THE contrast between the football and hurling club finals at HQ could not be more stark. The curtain-raiser is the ultimate collision of hurling heavyweights whereas the 'main event' features two counties who, between them, have never lifted the Andy Merrigan Cup.

That statistic will have changed after five o'clock tomorrow, when Antrim or Clare will be celebrating a first All-Ireland club football title. That's presuming it doesn't all end in stalemate -- St Gall's, after all, have been pushed to extra-time twice while Kilmurry-Ibrickane are more likely to grind out a narrow win than to repeat their runaway semi-final win over Portlaoise.

The bookies are leaning quite heavily towards St Gall's, and you can understand the logic at play. The old maxim that "you need to lose one to win one" doesn't always apply, but the experience of playing in an All-Ireland final as recently as 2006 certainly confers an advantage on them.

"In a way, that day passed us by and we are desperate to make sure that never happens again," says CJ McGourty, who came off the bench during the closing stages of that 0-7 to 0-6 defeat by Salthill-Knocknacarra.

McGourty, still only 21, is now a pivotal player in this drive for history. He has scored 2-25 (19f) in their five-game provincial and All-Ireland campaign, his influence climaxing in last month's semi-final when he tallied 1-9 against Corofin.

That compelling game served up an odd mixture of the good and not-so-brilliant from Belfast's finest. They looked to be cruising until Kieran Comer's goal provided the Galway champions with a lifeline just before half-time; then Gall's had to hang tough when reduced to 14 men and even though they led going into injury-time, they could conceivably have lost it. In extra-time, though, once Corofin lost a man and Gall's were restored to a full complement, they made their supremacy count.


McGourty has been struggling with an ongoing hip problem but says there's "not a hope in the world" of him missing the final. Fellow star forward Rory Gallagher also looks to have shaken off the hamstring injury that forced his half-time substitution against Corofin.

Presuming these two men are motoring freely, aided by McGourty's influential brothers Kevin and Kieran, then Gall's look to have enough firepower to post a match-winning total.
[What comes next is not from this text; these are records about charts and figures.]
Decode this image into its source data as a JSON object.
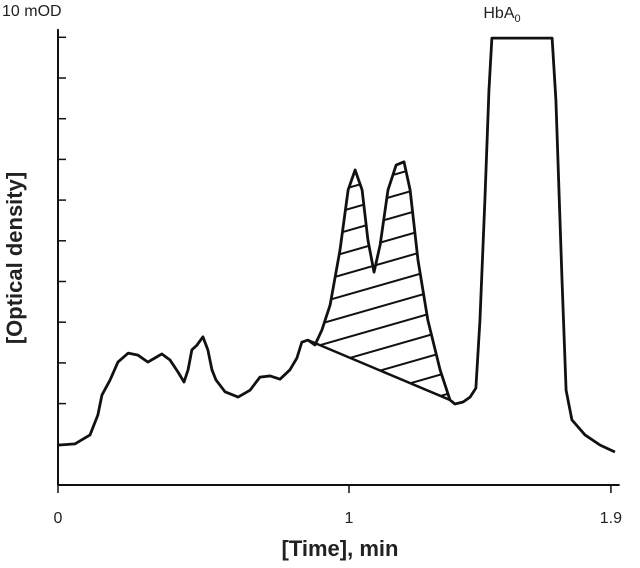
{
  "chart_data": {
    "type": "line",
    "unit_label": "10 mOD",
    "x_label": "[Time], min",
    "y_label": "[Optical density]",
    "annotation": {
      "text": "HbA",
      "subscript": "0"
    },
    "x": [
      0,
      0.058,
      0.11,
      0.137,
      0.151,
      0.179,
      0.206,
      0.241,
      0.275,
      0.309,
      0.333,
      0.357,
      0.385,
      0.412,
      0.433,
      0.447,
      0.46,
      0.478,
      0.498,
      0.515,
      0.529,
      0.543,
      0.574,
      0.619,
      0.66,
      0.694,
      0.729,
      0.763,
      0.797,
      0.821,
      0.838,
      0.859,
      0.883,
      0.907,
      0.935,
      0.969,
      0.997,
      1.021,
      1.045,
      1.065,
      1.086,
      1.107,
      1.134,
      1.162,
      1.189,
      1.21,
      1.237,
      1.271,
      1.313,
      1.347,
      1.364,
      1.392,
      1.416,
      1.436,
      1.45,
      1.467,
      1.481,
      1.491,
      1.698,
      1.711,
      1.732,
      1.746,
      1.766,
      1.811,
      1.863,
      1.914
    ],
    "series": [
      {
        "color": "#111111",
        "values": [
          0.98,
          1.01,
          1.23,
          1.72,
          2.21,
          2.58,
          3.02,
          3.24,
          3.19,
          3.02,
          3.12,
          3.22,
          3.07,
          2.78,
          2.53,
          2.83,
          3.32,
          3.44,
          3.64,
          3.32,
          2.83,
          2.58,
          2.29,
          2.16,
          2.33,
          2.65,
          2.68,
          2.6,
          2.83,
          3.12,
          3.51,
          3.56,
          3.44,
          3.81,
          4.42,
          5.77,
          7.25,
          7.74,
          7.25,
          6.02,
          5.23,
          5.9,
          7.25,
          7.86,
          7.94,
          7.25,
          5.53,
          4.05,
          2.83,
          2.09,
          1.99,
          2.04,
          2.16,
          2.38,
          4.05,
          7.0,
          9.71,
          10.98,
          10.98,
          9.46,
          5.04,
          2.33,
          1.6,
          1.23,
          0.98,
          0.81
        ]
      }
    ],
    "xlim": [
      0,
      1.93
    ],
    "ylim": [
      0,
      11.2
    ],
    "xticks": [
      0,
      1,
      1.9
    ],
    "yticks": [
      0,
      1,
      2,
      3,
      4,
      5,
      6,
      7,
      8,
      9,
      10,
      11
    ]
  }
}
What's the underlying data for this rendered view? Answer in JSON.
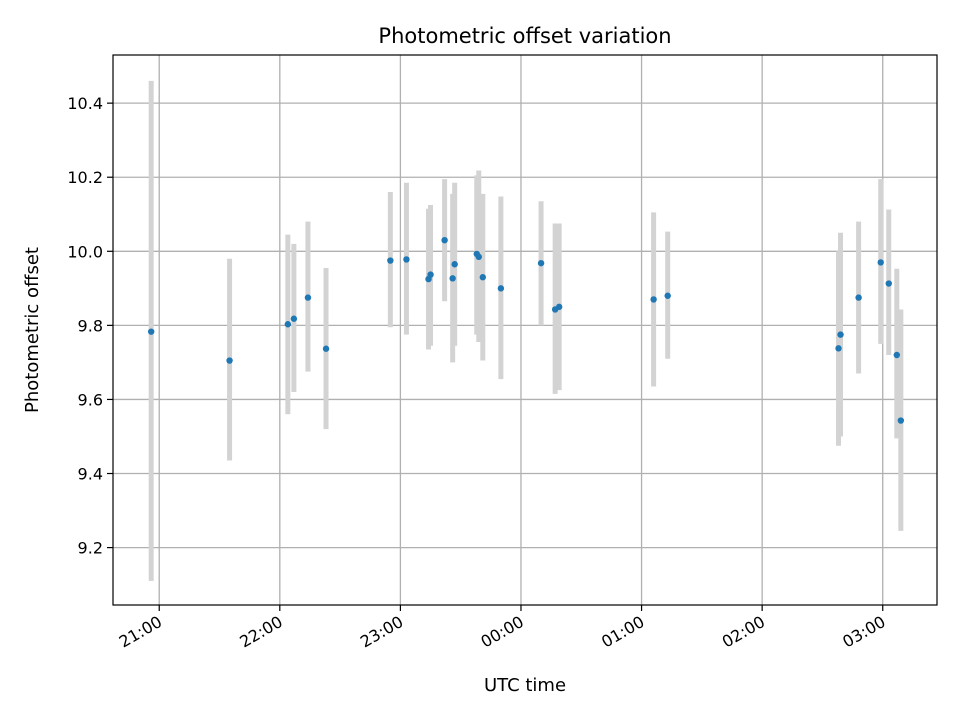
{
  "chart_data": {
    "type": "scatter",
    "title": "Photometric offset variation",
    "xlabel": "UTC time",
    "ylabel": "Photometric offset",
    "x_tick_labels": [
      "21:00",
      "22:00",
      "23:00",
      "00:00",
      "01:00",
      "02:00",
      "03:00"
    ],
    "y_tick_labels": [
      "9.2",
      "9.4",
      "9.6",
      "9.8",
      "10.0",
      "10.2",
      "10.4"
    ],
    "ylim": [
      9.045,
      10.53
    ],
    "xlim": [
      "20:37",
      "03:27"
    ],
    "grid": true,
    "legend": "none",
    "colors": {
      "point": "#1f77b4",
      "errorbar": "#d3d3d3",
      "grid": "#b0b0b0",
      "axes": "#000000"
    },
    "series": [
      {
        "points": [
          {
            "x": "20:56",
            "y": 9.783,
            "ymin": 9.11,
            "ymax": 10.46
          },
          {
            "x": "21:35",
            "y": 9.705,
            "ymin": 9.435,
            "ymax": 9.98
          },
          {
            "x": "22:04",
            "y": 9.803,
            "ymin": 9.56,
            "ymax": 10.045
          },
          {
            "x": "22:07",
            "y": 9.818,
            "ymin": 9.62,
            "ymax": 10.02
          },
          {
            "x": "22:14",
            "y": 9.875,
            "ymin": 9.675,
            "ymax": 10.08
          },
          {
            "x": "22:23",
            "y": 9.737,
            "ymin": 9.52,
            "ymax": 9.955
          },
          {
            "x": "22:55",
            "y": 9.975,
            "ymin": 9.795,
            "ymax": 10.16
          },
          {
            "x": "23:03",
            "y": 9.978,
            "ymin": 9.775,
            "ymax": 10.185
          },
          {
            "x": "23:14",
            "y": 9.925,
            "ymin": 9.735,
            "ymax": 10.115
          },
          {
            "x": "23:15",
            "y": 9.937,
            "ymin": 9.745,
            "ymax": 10.125
          },
          {
            "x": "23:22",
            "y": 10.03,
            "ymin": 9.865,
            "ymax": 10.195
          },
          {
            "x": "23:26",
            "y": 9.927,
            "ymin": 9.7,
            "ymax": 10.155
          },
          {
            "x": "23:27",
            "y": 9.965,
            "ymin": 9.745,
            "ymax": 10.185
          },
          {
            "x": "23:38",
            "y": 9.993,
            "ymin": 9.775,
            "ymax": 10.205
          },
          {
            "x": "23:39",
            "y": 9.985,
            "ymin": 9.755,
            "ymax": 10.218
          },
          {
            "x": "23:41",
            "y": 9.93,
            "ymin": 9.705,
            "ymax": 10.155
          },
          {
            "x": "23:50",
            "y": 9.9,
            "ymin": 9.655,
            "ymax": 10.148
          },
          {
            "x": "00:10",
            "y": 9.968,
            "ymin": 9.8,
            "ymax": 10.135
          },
          {
            "x": "00:17",
            "y": 9.843,
            "ymin": 9.615,
            "ymax": 10.075
          },
          {
            "x": "00:19",
            "y": 9.85,
            "ymin": 9.625,
            "ymax": 10.075
          },
          {
            "x": "01:06",
            "y": 9.87,
            "ymin": 9.635,
            "ymax": 10.105
          },
          {
            "x": "01:13",
            "y": 9.88,
            "ymin": 9.71,
            "ymax": 10.053
          },
          {
            "x": "02:38",
            "y": 9.738,
            "ymin": 9.475,
            "ymax": 10.0
          },
          {
            "x": "02:39",
            "y": 9.775,
            "ymin": 9.5,
            "ymax": 10.05
          },
          {
            "x": "02:48",
            "y": 9.875,
            "ymin": 9.67,
            "ymax": 10.08
          },
          {
            "x": "02:59",
            "y": 9.97,
            "ymin": 9.75,
            "ymax": 10.195
          },
          {
            "x": "03:03",
            "y": 9.913,
            "ymin": 9.72,
            "ymax": 10.113
          },
          {
            "x": "03:07",
            "y": 9.72,
            "ymin": 9.495,
            "ymax": 9.953
          },
          {
            "x": "03:09",
            "y": 9.543,
            "ymin": 9.245,
            "ymax": 9.843
          }
        ]
      }
    ]
  }
}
Mind you, similar things were expected of Portlaoise before they ran into the voracious and supremely well-drilled men from west Clare.

In their five matches since retaining the Clare title, Kilmurry have yet to leak a solitary goal and their average concession is just 0-6. Ergo, Michael McDermott's men are a team built on solid defence but as they showed against Portlaoise, they attack with considerable menace too, epitomised by the sharp movement and finishing of Michael O'Dwyer and Noel Downes.

We'll never know if Kilmurry would have enjoyed such easy passage if they had faced 15 Portlaoise men for the hour -- as it transpired, the latter's loss of discipline and shape played into the Claremen's counter-attacking game plan.

Tomorrow, however, barring another first- minute dismissal or some other unforeseen twist of fate, the feeling is that Gall's should be standing tall after an intriguing struggle.